1 Arrival

Duduk di atas lantai, seperti seorang gelandangan. Kami bertiga tertawa setelah seseorang melemparkan uang receh kearah kami. Yah, salah kami sejak awal. Orang normal tidak akan memakan Roti Boy sambil lesehan di lantai Bandara.

Ini sepadan. Aku benar-benar menikmatinya.

Mungkin karena emosi dilempari uang, Rani langsung bangkit dan mengejar orang yang melempari kami dengan uang receh tadi. Sama dengan Rani, Fadil juga ikut bangkit mengejar Rani. Tentu saja, untuk menangkap Rani.

Hubungan ini sempurna. Dengan segala kekurangannya.

Aku bangkit dan segera menghampiri mereka berdua yang kini sedang saling menyalahkan satu sama lain. Nomor penerbangan Fadil sudah di sebut, dan sepertinya hanya sampai disini kami bisa mengantarnya.

Sebanyak apapun masalah yang dia sembunyikan dari kami, Rani tetap tersenyum dengan tulus menatap Fadil. " Jangan main-main sama cewek disana. Tiket Pulang-Pergi mahal, aku males ngeladeni cewek-cewek yang lu tinggalin."
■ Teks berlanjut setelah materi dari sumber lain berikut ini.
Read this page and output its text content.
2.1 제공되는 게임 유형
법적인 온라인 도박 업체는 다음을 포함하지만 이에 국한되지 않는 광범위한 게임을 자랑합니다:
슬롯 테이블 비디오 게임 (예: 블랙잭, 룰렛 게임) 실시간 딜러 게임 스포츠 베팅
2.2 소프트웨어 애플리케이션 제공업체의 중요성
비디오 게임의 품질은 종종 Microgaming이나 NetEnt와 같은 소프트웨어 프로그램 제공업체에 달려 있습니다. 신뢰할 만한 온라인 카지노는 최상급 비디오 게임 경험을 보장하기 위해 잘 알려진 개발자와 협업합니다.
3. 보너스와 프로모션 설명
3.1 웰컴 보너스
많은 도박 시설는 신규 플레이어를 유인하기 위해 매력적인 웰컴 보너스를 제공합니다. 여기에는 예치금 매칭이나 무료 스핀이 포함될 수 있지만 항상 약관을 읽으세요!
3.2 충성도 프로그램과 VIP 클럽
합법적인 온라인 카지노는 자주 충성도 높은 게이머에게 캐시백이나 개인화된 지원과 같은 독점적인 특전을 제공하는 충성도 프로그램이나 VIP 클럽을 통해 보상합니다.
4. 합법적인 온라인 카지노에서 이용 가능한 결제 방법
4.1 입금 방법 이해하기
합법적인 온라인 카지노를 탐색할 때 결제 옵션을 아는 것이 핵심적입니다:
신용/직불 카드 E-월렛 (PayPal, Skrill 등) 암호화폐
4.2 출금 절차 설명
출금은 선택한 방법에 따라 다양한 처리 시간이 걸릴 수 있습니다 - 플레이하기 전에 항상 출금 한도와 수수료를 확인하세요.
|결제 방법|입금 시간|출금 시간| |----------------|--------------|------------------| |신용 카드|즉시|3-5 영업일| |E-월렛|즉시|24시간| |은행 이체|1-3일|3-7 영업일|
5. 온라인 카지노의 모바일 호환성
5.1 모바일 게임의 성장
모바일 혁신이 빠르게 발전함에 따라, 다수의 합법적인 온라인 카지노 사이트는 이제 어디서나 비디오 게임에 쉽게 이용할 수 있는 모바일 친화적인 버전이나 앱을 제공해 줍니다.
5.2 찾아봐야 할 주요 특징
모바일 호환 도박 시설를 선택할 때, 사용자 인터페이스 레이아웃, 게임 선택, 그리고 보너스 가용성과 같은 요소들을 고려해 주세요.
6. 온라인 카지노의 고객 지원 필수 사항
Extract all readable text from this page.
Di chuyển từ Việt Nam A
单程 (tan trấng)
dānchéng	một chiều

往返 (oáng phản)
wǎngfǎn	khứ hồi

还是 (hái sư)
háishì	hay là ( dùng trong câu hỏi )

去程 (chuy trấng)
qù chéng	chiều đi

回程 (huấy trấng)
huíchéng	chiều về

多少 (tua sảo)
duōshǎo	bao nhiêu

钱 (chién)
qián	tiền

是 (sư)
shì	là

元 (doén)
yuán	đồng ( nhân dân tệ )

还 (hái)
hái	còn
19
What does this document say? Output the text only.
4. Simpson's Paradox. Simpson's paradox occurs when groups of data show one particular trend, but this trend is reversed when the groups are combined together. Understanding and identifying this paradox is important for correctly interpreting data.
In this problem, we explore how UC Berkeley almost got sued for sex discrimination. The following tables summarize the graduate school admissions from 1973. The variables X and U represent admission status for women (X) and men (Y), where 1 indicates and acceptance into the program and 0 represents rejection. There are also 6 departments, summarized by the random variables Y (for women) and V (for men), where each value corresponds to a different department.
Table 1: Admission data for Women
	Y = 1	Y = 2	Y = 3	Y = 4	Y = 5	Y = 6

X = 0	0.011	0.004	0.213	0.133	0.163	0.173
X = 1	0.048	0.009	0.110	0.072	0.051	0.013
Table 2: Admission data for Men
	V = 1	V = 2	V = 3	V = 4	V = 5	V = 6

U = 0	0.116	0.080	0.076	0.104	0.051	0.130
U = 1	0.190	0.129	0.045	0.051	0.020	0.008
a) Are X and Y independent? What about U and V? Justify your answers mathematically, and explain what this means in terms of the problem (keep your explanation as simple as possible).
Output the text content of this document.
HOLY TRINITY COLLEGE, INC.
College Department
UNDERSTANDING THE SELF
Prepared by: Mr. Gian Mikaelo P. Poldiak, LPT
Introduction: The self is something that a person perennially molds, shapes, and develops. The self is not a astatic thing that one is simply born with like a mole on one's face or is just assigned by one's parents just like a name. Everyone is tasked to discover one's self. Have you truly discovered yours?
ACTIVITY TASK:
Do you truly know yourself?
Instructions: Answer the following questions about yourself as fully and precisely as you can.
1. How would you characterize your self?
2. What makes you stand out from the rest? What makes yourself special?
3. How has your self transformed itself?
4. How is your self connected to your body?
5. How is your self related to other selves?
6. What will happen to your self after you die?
Seperti sengaja mengacuhkan Rani, Fadil menatapku dengan tatapan teguh untuk kedua kalinya hari ini. " Di, keknya barengan sama kau ajalah yang ngurus bagian ini."

" Anak toge!" Rani mengumpat karena tau diacuhkan oleh Fadil.

Bagaimanapun,.

" Ada sesuatu yang harus aku selesaikan disini. Design kantor kan udah kita kerjakan jauh-jauh hari, jadi kamu tinggal urus sisanya aja lagi. Aku bakal kabari kok. Kalau urusanku disini udah selesai."

Aku menepuk pundak Fadil ditengah-tengah kerumunan calon penumpang yang mulai memasuki lorong yang menyatukan bandara dan kabin pesawat, dengan penerbangan yang sama. Pekanbaru – Singapura.

Serius,. Kenapa tidak ada dramatisnya sama sekali? Padahal aku sudah berusaha membuatnya seperti itu.

" Bilang aja lu takut ketauan bawa ganja pas udah sampe disana." Rani menyeletuk sesuatu yang tidak berguna.

" Oke, serius kabarin langsung ya. Aku beneran kerepotan pastinya nanti." Aku rasa Fadil cukup berlebihan untuk masih mengacuhkan Rani.

" Ya."

Aku merangkul pundak Rani untuk menahannya yang saat ini ingin menyepak paha Fadil. Fadil akhirnya menanggapi Rani dengan senyuman mengejek saat berlarian masuk menuju kabin. Dia melambaikan tangannya sebelum benar-benar masuk ke dalam pesawat.

Ini adalah momen yang seharusnya dramatis. Tapi entah kenapa bisa serusak ini. mungkin karena aku mengajak Rani, makannya aku tidak bisa menyesuaikan rencana dengan suasananya.

Rani langsung mengajakku pulang setelah Pesawat yang dinaiki Fadil lepas landas.

Dia, benar-benar terlalu memaksakan diri untuk datang.

Kami bertiga sudah berteman selama 12 tahun terakhir. Fadil dan aku bertemu lebih lama duluan, tepatnya sejak SD kelas 3. Sedangkan aku mengenal Rani karena dia menjadi Mak Comblang untuk seorang gadis yang aku sukai saat kelas 1 SMA dulu. Entah kenapa, tiba-tiba kami bertiga sering bersama dan menjadi sedekat ini.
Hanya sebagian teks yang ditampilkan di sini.